Real Food Menu for Week of 3.1.2021
Debbie Downer checking in here! Well, it’s been a minute since I last posted our weekly menu. Let’s just call this year 2020 2.0! We both had COVID back in January including the delightful symptom of losing taste and smell. We still ate real food, but didn’t put much effort into cooking because dining became nourishment over enjoyment. Temperature and texture, rather than the nuances of flavors and aromas.
February’s gift has been a tendonitis flare in my wrist, rendering my dominant hand as useful as a paperweight. Mark has taken up most of the food prep and daily cooking while I whine about my wrist and freebase ibuprofen. It’s improving now; and I haven’t been entirely idle. I’m finishing up my third baby doll quilt for Operation Christmas Child shoeboxes.
Anywhoo. On to this week’s eats.
Oatmeal with Toppings: This one isn’t a recipe other than what’s on the side of the oats canister. Mark is currently loving the apple raisin combo, so we add raisins to the cooking water before it boils and top the prepared oats with diced apple.
Homemade Creamy Tomato Soup – We love this simple soup! I double all the spices except red pepper flakes and add a pinch of nutmeg. Serve with gluten-free Brazilian cheese bread, a grilled cheese sammy or your favorite crusty bread.
Mashed Butternut Squash – New Recipe! My knife skills aren’t the greatest, so I don’t feel comfortable chopping butternut squash for roasting. Instead, I slice it in half lengthwise, brush with olive oil and oven roast at 375° for 45 minutes or until fork tender. Scoop the flesh when it is cool enough to handle and mash. So simple. Serve this as a side with your favorite protein and some green beans or a salad.
Teriyaki Salmon – Here’s an easy, sheet pan meal! I substitute gluten free tamari for the soy sauce. Cook until the salmon flakes easily and the veggies are tender-crisp.
Creamy Greek Pasta Salad – Mark rates this one a 9; he can deal with the feta, but not kalamata olives! We use lentil or chickpea pasta because it is less gummy than brown rice pasta. This large salad would be perfect for potlucks or family gatherings.

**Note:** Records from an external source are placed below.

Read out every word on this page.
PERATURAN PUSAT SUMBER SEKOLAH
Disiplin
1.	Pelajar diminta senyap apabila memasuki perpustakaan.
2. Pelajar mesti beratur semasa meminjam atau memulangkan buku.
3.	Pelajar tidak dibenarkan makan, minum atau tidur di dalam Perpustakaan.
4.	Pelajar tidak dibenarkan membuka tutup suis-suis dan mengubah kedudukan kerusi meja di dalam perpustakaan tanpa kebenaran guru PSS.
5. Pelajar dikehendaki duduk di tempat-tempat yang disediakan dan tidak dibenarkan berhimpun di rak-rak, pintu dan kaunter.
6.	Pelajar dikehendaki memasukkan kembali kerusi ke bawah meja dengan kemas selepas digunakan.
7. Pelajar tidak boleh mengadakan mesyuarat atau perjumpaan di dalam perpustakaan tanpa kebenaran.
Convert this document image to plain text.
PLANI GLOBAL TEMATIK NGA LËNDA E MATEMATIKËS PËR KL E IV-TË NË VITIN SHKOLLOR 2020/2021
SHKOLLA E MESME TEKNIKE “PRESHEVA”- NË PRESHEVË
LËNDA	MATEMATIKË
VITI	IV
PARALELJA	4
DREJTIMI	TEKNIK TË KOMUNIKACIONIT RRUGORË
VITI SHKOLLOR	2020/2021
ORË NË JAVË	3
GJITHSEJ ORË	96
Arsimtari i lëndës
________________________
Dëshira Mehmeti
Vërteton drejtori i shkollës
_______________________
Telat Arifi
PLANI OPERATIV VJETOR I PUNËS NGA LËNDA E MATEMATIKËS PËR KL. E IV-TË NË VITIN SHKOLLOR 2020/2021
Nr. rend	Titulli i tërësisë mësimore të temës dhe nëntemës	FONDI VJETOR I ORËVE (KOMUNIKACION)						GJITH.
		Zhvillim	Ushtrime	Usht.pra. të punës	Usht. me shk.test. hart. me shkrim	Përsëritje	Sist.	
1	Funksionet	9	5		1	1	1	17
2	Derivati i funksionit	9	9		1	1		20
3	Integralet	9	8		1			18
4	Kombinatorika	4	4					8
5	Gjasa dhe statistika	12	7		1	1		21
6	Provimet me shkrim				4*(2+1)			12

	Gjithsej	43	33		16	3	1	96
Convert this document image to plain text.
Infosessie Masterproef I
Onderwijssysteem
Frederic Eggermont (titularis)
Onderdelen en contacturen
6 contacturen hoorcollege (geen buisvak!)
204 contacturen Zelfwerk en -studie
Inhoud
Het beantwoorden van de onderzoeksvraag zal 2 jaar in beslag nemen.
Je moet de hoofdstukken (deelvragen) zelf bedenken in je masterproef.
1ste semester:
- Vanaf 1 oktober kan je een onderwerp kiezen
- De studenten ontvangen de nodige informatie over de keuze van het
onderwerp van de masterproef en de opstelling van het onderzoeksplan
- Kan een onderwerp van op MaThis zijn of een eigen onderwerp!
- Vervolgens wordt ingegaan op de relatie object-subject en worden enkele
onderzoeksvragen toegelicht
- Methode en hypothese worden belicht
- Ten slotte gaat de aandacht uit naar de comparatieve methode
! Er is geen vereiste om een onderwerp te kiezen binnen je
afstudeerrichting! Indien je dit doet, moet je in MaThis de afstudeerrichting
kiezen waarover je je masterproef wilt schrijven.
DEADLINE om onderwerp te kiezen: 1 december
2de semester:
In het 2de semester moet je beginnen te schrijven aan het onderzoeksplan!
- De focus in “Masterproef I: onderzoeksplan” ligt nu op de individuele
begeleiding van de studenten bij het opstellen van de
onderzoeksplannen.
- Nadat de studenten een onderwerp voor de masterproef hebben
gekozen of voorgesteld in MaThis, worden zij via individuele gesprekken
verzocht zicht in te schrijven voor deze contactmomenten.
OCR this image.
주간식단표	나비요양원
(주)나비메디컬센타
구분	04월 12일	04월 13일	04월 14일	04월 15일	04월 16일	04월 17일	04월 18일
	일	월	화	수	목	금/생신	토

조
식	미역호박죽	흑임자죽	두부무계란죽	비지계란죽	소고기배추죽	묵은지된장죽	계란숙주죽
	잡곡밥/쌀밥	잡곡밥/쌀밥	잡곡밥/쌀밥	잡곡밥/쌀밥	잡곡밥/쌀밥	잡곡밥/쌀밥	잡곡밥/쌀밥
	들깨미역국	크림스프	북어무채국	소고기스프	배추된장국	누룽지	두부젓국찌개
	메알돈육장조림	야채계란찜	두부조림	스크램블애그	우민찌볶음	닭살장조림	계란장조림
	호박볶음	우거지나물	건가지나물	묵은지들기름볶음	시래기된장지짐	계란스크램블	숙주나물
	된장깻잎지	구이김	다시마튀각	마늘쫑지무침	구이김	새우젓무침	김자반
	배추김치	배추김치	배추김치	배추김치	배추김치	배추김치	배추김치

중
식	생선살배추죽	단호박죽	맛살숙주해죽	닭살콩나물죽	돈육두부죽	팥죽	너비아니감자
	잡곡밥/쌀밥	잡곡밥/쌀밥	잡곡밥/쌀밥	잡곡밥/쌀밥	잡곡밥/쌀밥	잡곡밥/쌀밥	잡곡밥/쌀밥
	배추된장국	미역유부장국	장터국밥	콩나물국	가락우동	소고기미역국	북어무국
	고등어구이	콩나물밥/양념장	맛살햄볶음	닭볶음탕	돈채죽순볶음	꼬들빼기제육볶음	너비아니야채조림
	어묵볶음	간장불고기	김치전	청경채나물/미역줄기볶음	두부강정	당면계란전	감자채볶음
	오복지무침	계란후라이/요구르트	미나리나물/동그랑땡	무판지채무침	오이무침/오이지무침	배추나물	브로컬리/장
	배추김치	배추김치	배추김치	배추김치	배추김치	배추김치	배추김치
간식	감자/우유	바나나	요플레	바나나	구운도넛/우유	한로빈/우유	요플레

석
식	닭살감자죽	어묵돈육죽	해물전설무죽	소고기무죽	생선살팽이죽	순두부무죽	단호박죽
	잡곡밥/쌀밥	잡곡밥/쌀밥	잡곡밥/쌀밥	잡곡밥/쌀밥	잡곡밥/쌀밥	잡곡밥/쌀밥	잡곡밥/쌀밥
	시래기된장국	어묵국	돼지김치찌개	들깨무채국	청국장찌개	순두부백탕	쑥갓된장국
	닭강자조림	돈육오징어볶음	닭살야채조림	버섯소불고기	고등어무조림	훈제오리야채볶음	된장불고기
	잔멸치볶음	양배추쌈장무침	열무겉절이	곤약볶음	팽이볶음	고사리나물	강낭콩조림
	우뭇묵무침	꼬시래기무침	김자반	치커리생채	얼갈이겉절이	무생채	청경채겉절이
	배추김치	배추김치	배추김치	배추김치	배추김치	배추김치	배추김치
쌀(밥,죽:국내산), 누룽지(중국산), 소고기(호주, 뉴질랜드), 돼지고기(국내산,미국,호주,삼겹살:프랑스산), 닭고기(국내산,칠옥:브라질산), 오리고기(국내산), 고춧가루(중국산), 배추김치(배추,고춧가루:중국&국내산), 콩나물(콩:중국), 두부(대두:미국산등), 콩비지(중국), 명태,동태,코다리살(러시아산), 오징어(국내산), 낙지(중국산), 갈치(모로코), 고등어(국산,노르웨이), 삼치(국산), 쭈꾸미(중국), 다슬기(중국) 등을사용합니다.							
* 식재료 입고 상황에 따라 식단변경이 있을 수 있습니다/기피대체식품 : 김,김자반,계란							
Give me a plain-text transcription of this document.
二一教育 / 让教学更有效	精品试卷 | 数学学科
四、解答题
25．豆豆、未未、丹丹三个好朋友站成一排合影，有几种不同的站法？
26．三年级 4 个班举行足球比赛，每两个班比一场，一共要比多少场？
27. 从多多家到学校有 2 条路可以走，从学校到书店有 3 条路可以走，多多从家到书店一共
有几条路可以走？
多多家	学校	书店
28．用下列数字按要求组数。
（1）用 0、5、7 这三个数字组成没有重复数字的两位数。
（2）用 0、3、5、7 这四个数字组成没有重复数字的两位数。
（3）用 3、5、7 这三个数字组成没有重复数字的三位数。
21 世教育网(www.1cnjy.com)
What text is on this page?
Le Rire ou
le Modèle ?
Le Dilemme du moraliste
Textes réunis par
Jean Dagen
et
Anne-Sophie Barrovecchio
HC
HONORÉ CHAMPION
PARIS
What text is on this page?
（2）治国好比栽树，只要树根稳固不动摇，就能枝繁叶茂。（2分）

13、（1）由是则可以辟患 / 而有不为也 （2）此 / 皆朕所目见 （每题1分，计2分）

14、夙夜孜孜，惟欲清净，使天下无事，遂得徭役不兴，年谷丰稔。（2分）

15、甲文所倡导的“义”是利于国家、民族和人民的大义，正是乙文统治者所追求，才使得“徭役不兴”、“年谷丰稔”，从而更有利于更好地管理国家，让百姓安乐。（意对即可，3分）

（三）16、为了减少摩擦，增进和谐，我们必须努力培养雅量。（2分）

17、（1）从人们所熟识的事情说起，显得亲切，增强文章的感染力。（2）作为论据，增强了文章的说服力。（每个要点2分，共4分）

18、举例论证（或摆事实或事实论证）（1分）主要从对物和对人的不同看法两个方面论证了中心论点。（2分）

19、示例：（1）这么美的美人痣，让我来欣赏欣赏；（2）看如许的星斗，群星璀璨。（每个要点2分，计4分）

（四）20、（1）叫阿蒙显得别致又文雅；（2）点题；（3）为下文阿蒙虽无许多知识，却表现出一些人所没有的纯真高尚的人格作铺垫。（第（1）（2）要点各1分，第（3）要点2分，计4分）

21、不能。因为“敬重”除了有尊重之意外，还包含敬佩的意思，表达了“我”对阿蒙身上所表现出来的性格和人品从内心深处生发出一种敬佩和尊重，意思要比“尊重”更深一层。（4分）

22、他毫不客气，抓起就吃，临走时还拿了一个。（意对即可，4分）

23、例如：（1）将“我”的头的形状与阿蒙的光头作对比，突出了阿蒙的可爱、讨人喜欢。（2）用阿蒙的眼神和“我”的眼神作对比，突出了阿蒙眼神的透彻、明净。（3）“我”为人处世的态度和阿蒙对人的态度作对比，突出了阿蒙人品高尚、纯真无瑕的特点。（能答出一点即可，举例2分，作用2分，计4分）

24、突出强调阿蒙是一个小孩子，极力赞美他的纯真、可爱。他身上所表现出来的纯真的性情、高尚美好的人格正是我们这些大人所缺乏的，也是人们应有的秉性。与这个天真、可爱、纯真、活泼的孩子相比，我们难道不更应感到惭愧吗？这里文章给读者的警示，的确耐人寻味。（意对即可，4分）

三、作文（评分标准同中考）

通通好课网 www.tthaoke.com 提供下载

Chicken Pineapple Curry – Hello, old friend! Savory with pineapple sweetness, this recipe is an old favorite. For thicker sauce, use just one can of coconut milk. We usually make a double batch and stash the extra in the freezer.
Snack and Treat:
Stupidly Easy Banana Bread – With only six ingredients and no processed sugar, this lightly sweet loaf is great for breakfast, snacks or as a treat.
If you need a lil’ sweetness on your banana bread, add the maple cream cheese spread. So good, it’s dangerous! I decrease the recipe by half and add a teaspoon of cinnamon and a pinch of nutmeg. For dairy-free, whip some chilled coconut cream. If the mixture is too thick to spread easily, add in a tablespoon or two of milk or coconut milk.
Maple Cream Cheese Spread:
I hope your week is off to a good start and brings only good things!